Still, the data will disappoint the Labor government, which aims to reduce the pressure on British consumers. It will also be food for thinking for Bank of England policymakers, whose key interest rate lowered its key interest rate to 4.25% at its last meeting in early May.
Broker Wealth Club investment manager Nicholas Hyett said Wednesday that the latest inflation data could “cause some odor.”
“The two members of the MPC (Monetary Policy Committee) want to keep interest rates unchanged and are likely to be proven by the number of people today. Since the impact of this domestically generated inflation measure on banks should be more likely to affect the core inflation rate,” he said.
Bank of England expects
BOE sends a wide range of signals It expects inflation to temporarily increase to 3.7% in the third quarter, partly due to rising energy prices and certain regulated prices (such as water fees).
The forecast rise in inflation is not enough to prevent shipowners from reducing their key interest rates amid the ongoing uncertainty of economic growth and trade tariffs. Still, BOE should be aware of inflationary pressures, insisting at the time that any further reduction in interest rate reductions would be “gradual and cautious” as it hopes to reduce inflation to its target 2%.
It said the rate of slowing down could change if U.S. trade tariffs weaken global demand and hit UK growth beyond expectations.

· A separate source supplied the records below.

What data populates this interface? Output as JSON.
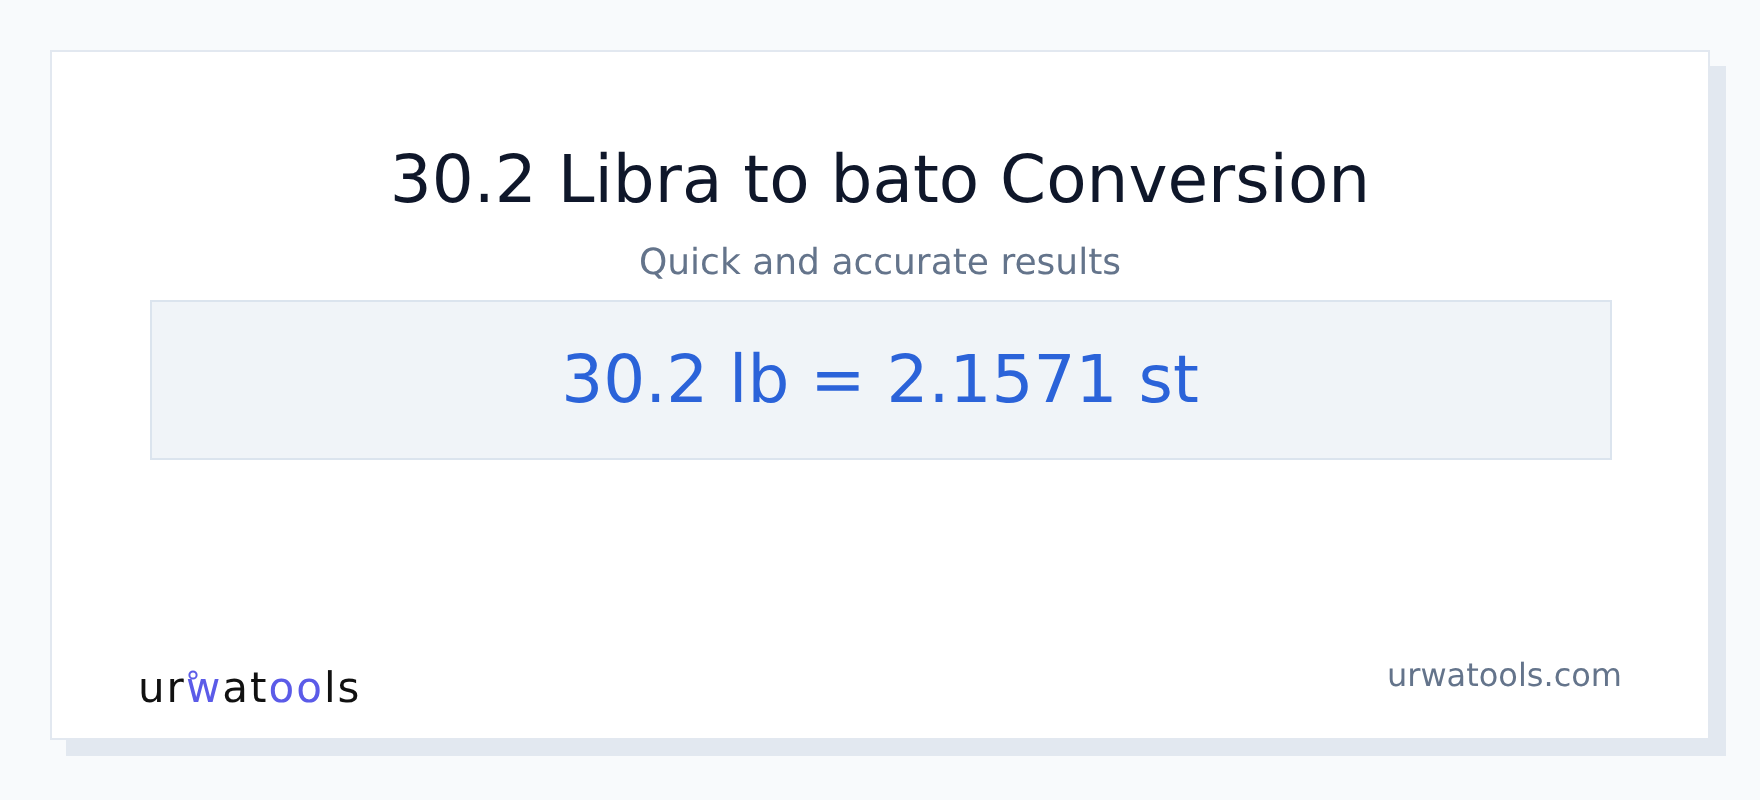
{
  "title": "30.2 Libra to bato Conversion",
  "subtitle": "Quick and accurate results",
  "result": "30.2 lb = 2.1571 st",
  "logo": {
    "parts": [
      {
        "text": "ur",
        "highlight": false
      },
      {
        "text": "w",
        "highlight": true
      },
      {
        "text": "at",
        "highlight": false
      },
      {
        "text": "oo",
        "highlight": true
      },
      {
        "text": "ls",
        "highlight": false
      }
    ]
  },
  "site": "urwatools.com"
}
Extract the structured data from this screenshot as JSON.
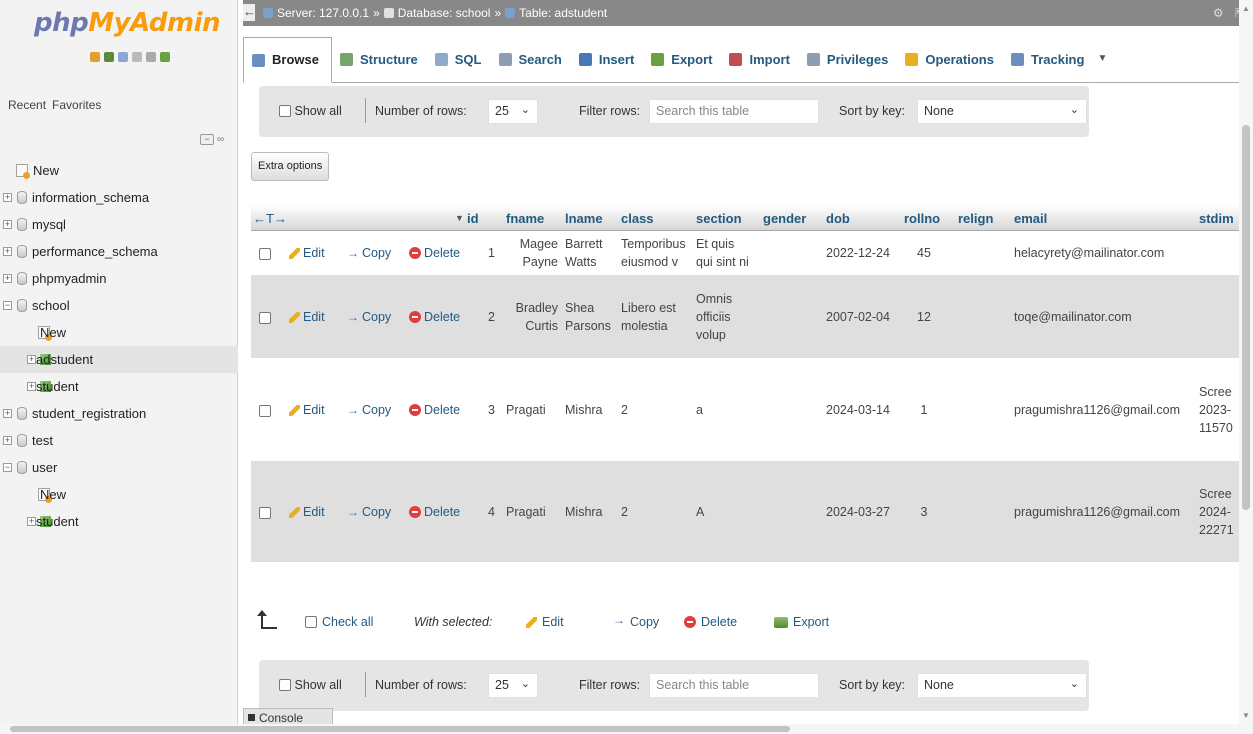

There was little good news in terms of growth last week, with preliminary quarterly gross domestic product (GDP) data showing that UK economic output grew by 0.7% in the first quarter.
The impressive data is unlikely to be replicated in the second quarter, economists say, noting that the bumper’s first-quarter prints are largely the result of early proposed activities and the increase in domestic corporate tax revenue in April.
Julien Lafargue, chief market strategist at Barclays Private Bank, said in an emailed comment Tuesday that the latest inflation data “will be a relatively noisy report as the Bank of England is eager to figure out what to do next.”
He added: “However, besides the short-term distortion, we believe that the overall travel direction of inflation in the UK is lower. This should provide room for central banks to consider at least a few additional cuts this year to support a favorable economic situation.”